Faurot Family Fashion
Faurot daughters donate family clothing to Mizzou.
Don Faurot’s daughters — Jane Hazell, BJ ’55; Aileen Edwards, BS HE ’58; and Julie Crum, BA ’62 — weren’t immediately sure what to do with the perfectly preserved antique clothing they inherited from their mother, Mary Davidson Faurot. The silk walking dress, jacket, muff and shawl once belonged to Mary Helm, the sisters’ maternal great‐great‐grandmother, who wore it Sept. 1, 1842, the day she wed Judge John B. Helm.
Considering the combined Missouri history on both family tree limbs, donating the clothes to Mizzou was an easy choice. The items now belong to the Department of Textile and Apparel Management in the College of Human Environmental Sciences. They are displayed on Jesse Hall’s second floor through April 24.
“It’s really more of a wedding suit than a wedding dress,” says Hazell of the brown and gold ensemble. “It was the second marriage for both widow and widower.”
Helm owned a general store in Elizabethtown, Ky., before he moved the family to Hannibal, Mo., and made a name constructing most of the city’s downtown buildings. Family legend has it that a young Abraham Lincoln visited the general store where Helm would occasionally give the future president candy.

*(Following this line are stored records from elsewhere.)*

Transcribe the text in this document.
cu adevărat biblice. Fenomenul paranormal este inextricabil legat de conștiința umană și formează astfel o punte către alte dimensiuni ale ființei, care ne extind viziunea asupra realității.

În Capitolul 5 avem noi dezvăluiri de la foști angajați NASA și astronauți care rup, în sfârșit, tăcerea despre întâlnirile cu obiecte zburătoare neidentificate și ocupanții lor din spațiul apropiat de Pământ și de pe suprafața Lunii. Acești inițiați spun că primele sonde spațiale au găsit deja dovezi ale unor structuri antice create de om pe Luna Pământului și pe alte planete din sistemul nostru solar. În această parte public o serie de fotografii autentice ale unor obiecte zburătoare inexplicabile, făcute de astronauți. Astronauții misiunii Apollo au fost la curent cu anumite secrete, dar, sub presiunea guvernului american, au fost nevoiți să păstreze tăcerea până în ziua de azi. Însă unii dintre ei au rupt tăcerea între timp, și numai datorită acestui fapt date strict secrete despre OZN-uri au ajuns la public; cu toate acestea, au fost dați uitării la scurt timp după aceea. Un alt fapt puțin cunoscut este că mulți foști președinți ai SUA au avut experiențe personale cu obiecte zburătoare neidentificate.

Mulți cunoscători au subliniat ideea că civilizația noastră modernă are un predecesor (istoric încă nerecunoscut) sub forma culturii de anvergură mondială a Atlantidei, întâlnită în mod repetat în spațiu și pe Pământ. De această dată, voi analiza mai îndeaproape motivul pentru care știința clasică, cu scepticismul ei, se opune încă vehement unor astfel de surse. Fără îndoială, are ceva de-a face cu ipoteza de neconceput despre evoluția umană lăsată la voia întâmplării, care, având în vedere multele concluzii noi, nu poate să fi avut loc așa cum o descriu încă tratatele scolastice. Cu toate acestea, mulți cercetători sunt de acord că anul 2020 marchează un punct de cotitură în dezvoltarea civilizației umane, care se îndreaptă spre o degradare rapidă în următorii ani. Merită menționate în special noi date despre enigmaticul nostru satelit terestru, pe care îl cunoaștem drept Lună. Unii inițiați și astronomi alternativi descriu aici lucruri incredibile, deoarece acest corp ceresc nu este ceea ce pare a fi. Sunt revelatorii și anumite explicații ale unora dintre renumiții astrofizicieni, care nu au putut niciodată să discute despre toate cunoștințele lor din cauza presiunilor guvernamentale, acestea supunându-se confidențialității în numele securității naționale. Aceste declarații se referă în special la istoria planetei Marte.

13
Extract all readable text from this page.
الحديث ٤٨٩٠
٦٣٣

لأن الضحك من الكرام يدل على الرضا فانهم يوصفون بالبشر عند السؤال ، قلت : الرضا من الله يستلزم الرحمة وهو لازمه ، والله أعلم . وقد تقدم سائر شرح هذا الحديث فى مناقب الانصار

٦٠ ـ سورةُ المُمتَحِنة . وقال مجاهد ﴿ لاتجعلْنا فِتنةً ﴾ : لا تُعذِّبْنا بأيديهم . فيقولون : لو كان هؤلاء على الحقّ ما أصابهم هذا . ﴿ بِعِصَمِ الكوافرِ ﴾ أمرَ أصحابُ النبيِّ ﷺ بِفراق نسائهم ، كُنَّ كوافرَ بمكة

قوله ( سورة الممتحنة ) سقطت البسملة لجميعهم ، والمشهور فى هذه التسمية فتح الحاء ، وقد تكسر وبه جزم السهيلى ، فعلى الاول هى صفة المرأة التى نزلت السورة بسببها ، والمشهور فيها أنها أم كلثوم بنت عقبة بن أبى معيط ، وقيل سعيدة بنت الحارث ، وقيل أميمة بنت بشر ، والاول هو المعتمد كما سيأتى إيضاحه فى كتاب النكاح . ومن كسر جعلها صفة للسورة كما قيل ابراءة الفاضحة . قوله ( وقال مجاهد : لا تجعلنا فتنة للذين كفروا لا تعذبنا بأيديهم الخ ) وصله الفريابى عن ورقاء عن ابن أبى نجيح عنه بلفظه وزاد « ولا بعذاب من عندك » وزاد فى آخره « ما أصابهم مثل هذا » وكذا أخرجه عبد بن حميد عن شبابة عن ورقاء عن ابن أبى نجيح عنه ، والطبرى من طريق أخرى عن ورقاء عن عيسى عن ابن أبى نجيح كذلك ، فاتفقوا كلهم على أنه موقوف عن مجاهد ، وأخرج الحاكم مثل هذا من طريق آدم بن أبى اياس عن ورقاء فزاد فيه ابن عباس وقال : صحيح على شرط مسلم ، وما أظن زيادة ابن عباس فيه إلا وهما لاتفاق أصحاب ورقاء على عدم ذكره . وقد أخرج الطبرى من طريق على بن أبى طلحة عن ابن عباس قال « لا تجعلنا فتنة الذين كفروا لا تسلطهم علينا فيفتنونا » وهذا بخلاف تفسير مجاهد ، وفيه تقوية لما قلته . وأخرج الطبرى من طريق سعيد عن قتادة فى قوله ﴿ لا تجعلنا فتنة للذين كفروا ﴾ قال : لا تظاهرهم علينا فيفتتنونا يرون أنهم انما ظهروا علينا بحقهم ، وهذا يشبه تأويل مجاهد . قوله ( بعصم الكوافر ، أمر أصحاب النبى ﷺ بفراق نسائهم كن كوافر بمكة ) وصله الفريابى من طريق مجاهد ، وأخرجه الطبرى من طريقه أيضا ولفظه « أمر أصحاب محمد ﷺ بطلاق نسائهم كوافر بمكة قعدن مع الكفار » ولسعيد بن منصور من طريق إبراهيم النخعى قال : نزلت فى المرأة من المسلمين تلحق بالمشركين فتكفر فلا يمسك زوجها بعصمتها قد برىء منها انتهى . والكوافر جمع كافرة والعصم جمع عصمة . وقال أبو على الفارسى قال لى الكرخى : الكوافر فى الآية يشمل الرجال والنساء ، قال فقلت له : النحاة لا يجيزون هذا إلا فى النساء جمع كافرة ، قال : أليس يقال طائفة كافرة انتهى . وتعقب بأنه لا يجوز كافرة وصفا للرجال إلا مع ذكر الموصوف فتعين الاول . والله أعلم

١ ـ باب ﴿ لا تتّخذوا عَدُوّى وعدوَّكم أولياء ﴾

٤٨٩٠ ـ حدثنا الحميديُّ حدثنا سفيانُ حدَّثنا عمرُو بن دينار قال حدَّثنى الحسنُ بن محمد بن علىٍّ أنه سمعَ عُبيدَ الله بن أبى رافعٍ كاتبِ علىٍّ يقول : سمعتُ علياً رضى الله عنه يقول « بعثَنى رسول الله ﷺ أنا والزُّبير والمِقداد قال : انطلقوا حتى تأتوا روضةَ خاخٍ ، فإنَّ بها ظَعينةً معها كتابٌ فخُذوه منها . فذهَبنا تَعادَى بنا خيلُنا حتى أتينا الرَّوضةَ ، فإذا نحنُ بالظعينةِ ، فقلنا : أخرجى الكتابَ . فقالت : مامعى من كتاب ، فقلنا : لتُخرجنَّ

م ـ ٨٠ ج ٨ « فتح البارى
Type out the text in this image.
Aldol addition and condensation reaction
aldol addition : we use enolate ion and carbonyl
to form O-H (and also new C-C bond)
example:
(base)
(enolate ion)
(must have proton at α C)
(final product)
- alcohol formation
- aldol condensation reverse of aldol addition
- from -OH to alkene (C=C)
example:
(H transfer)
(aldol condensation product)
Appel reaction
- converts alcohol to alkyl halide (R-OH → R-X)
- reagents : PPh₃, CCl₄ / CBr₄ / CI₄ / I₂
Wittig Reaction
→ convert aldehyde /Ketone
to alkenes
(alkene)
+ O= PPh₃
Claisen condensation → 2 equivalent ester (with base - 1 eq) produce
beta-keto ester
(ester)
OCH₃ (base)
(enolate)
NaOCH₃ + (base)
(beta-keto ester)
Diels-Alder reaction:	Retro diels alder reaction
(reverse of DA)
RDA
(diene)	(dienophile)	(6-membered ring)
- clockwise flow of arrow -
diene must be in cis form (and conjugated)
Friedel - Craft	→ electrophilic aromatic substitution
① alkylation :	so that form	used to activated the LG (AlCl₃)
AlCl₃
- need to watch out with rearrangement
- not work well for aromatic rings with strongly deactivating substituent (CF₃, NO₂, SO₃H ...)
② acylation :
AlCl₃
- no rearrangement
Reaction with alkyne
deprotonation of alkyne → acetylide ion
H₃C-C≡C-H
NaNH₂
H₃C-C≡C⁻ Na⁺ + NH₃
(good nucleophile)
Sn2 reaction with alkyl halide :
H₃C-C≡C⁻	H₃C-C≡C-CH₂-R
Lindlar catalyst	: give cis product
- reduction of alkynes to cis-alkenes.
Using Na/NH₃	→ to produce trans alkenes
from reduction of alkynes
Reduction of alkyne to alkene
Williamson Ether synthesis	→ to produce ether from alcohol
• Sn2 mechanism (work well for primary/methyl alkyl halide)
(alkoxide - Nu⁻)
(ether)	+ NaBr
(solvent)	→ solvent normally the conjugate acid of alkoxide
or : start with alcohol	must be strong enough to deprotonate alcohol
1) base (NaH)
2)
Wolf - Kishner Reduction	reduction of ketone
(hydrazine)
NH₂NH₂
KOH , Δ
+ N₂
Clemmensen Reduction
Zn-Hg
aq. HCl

The Faurot girls spent their childhood completely enmeshed in Mizzou culture. Hazell recalls running around the track with friends while her legendary father coached the football Tigers on the field that would one day bear his name. She also remembers eavesdropping in the dining room corner during coaches meetings at the Faurot home on Virginia Avenue.
But the history on their mother’s side is equally compelling. The Faurot family and the State Historical Society of Missouri both have copies of the Helm’s prenuptial agreement, a rarity in the 19th century.
“[Mary Helm] owned property, but even though it was a prenuptial agreement, Judge Helm was to manage her property,” Crum says. “Women didn’t have many rights back then.”
The Victorian era clothes offer a perspective of the times in more ways than one.
“She was an itty‐bitty gal,” says Edwards, laughing. “Of course, people were a lot smaller back then.”